Data-driven Essentials to Drive Post-Merger Value

Mergers and acquisitions are a hot topic in B2B distribution markets, with distribution and supply M&A volume predicted to continue to rise in 2022. With volume increasing and resources constrained, leveraging data to drive post-merger value is critical.

For example, according to a recent PwC article published by Industrial Distribution, the impact of the current supply chain crisis, pending policy changes, and the amount of available capital means Industrial Supply M&A will continue at a brisk pace well into the new year. This will afford businesses the opportunity to transform, grow, and create value amongst all the COVID-related challenges and disruptions the industry has experienced.

Yet research suggests that one of every two post-merger integration (PMI) attempts is categorized as poor or failing. This failure rate is concerning given post-merger integration is critical to realizing deal value. At Precision, we know that data analytics and insights are a key component to driving post-merger value; identifying overlap, maximizing synergies, minimizing risks, and optimizing the business throughout the integration process. Therefore, in this blog we’ll share some data-driven essentials to optimize the post-merger integration process.

The importance of post-merger integration planning

Closing on an acquisition can be a challenging process, but the integration process is often more difficult.  Capturing the value of the deal is a balancing act that requires close attention to management, employees, customers, and shareholders. On the front end, the evaluation process helps identify potential synergies and opportunities in the financials, projections, and business models of the companies. Once a deal is agreed to, companies must pivot to integration planning to ensure opportunities are realized.

Post-merger integration is essentially the process of unifying two entities and their assets, people, tasks, resources, and processes in a manner that creates the most value for the future of the company. Stakes are high, and time and resources are often constrained. The volume of unstructured data can create a logjam in analyzing synergy opportunities that can drag on for months after the transaction closes. These pitfalls put success and profitability at risk.

A well executed plan will:

  1. Accelerate integration timelines after the transaction closes
  2. Identify and quantify transactional synergies
  3. Prevent duplication / overlap
  4. Reduce risks

Optimizing post-merger integration with data

Because every M&A deal is unique, the path to create value is different for every company.  There are a plethora of M&A playbooks and best practice guides on the market to help navigate the process, but there is no one-size fits all approach to successful post-merger integration.

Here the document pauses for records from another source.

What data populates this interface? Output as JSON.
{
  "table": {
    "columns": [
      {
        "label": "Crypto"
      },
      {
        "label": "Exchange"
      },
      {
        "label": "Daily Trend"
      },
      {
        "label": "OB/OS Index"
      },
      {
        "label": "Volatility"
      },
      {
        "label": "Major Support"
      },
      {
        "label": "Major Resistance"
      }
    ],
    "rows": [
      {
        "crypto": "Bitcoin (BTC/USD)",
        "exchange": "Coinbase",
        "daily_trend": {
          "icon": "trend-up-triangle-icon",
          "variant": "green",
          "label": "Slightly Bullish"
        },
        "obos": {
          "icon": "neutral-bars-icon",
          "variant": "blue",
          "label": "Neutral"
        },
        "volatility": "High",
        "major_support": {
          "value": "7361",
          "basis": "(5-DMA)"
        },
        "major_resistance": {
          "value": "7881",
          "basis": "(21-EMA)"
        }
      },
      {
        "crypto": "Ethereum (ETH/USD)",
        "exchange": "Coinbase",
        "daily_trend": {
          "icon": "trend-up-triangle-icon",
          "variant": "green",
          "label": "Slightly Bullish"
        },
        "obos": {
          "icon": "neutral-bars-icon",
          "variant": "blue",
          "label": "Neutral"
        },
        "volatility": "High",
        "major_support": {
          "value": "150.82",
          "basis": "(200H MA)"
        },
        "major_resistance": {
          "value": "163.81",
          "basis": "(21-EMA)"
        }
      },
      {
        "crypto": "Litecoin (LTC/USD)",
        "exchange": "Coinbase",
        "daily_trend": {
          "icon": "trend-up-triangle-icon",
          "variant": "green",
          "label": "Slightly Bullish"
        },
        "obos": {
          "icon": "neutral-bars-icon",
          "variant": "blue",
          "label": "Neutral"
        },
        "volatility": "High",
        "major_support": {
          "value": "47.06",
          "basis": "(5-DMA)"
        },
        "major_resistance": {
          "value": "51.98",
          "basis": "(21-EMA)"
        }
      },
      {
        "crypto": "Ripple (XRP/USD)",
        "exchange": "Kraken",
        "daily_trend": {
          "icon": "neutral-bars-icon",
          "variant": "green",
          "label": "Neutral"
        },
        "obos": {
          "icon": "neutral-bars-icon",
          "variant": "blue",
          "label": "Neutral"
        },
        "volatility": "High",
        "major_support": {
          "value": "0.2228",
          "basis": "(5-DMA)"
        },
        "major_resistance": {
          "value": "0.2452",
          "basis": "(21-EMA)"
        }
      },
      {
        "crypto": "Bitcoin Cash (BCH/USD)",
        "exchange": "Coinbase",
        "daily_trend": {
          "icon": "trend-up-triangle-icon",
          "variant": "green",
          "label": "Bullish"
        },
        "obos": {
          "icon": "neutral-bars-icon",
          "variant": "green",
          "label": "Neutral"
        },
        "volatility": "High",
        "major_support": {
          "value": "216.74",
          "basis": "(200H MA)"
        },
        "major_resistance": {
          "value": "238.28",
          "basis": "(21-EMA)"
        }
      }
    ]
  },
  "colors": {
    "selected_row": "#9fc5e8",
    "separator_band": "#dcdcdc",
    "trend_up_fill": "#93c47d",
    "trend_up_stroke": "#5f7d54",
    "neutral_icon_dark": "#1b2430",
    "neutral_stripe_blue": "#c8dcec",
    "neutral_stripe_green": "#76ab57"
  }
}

There are, however, tools and data-driven methodologies that can lead to smoother integration and the successful capture of synergies. A truly effective integration plan should pave a defined path from your goals to impending results and rely on quantitative analysis for fact-based planning, decision-making, measuring, and monitoring.

Big data analysis can lend smarter insights and increased confidence and can be leveraged in M&A environments for faster integration and successful post-close performance.  Also, data and insights can be used to quantify transaction synergies, drive rapid due diligence, accelerate integration, and enable immediate execution on value bearing overlap opportunities.

Data-driven essentials to drive value

Some examples to optimize your post-merger integration and drive value with data include:

Customer Overlap Analysis

Identify shared and non-shared customers, validate transactional synergies and gaps, and quantify your greatest revenue growth opportunities.

Sales Resource Optimization

Align combined sales resources with target market opportunities in a manner that optimizes go-to-market initiatives.

Product & Vendor Overlap and Opportunities

Quantify product overlap down to SKU level to decide whether to continue, combine, or eliminate the products and/or services offered. Quantify vendor overlap to support deal negotiations.

Warehouse and Inventory Synergies

Quantify opportunities for inventory consolidation between warehouses, reducing working capital, increasing service rates, and reducing stock-outs.

Price and Cost Analytics

Reconcile differences in pricing, discounts, rebates, contracts, incentive programs, etc. to arrive at net-net cost differences and quantify and prioritize margin improvement opportunities across the organization to create value and cost savings.

M&A and divestitures can fuel growth, but a clear strategy, sound diligence, and effective and rapid integration are crucial. With known post-merger failure rates alongside the pressures of today’s economic environment, companies are looking for new, more effective ways to get the integration work done. Particularly, when financial exposure is significant, data sets are large or complex, and multiple stakeholders are involved, the need for expert valuing, modeling, and analyzing business interests becomes increasingly critical.

Data analytics can help mergers succeed by lending smarter insights and increased confidence to the process. Whether you have the in-house resources or need M&A Data Services from an external specialist (an unbiased, third-party data partner), data analytics can play an important role in the right due diligence, a well-executed integration plan, and ultimately ensuring the deal lives up to its predicted value.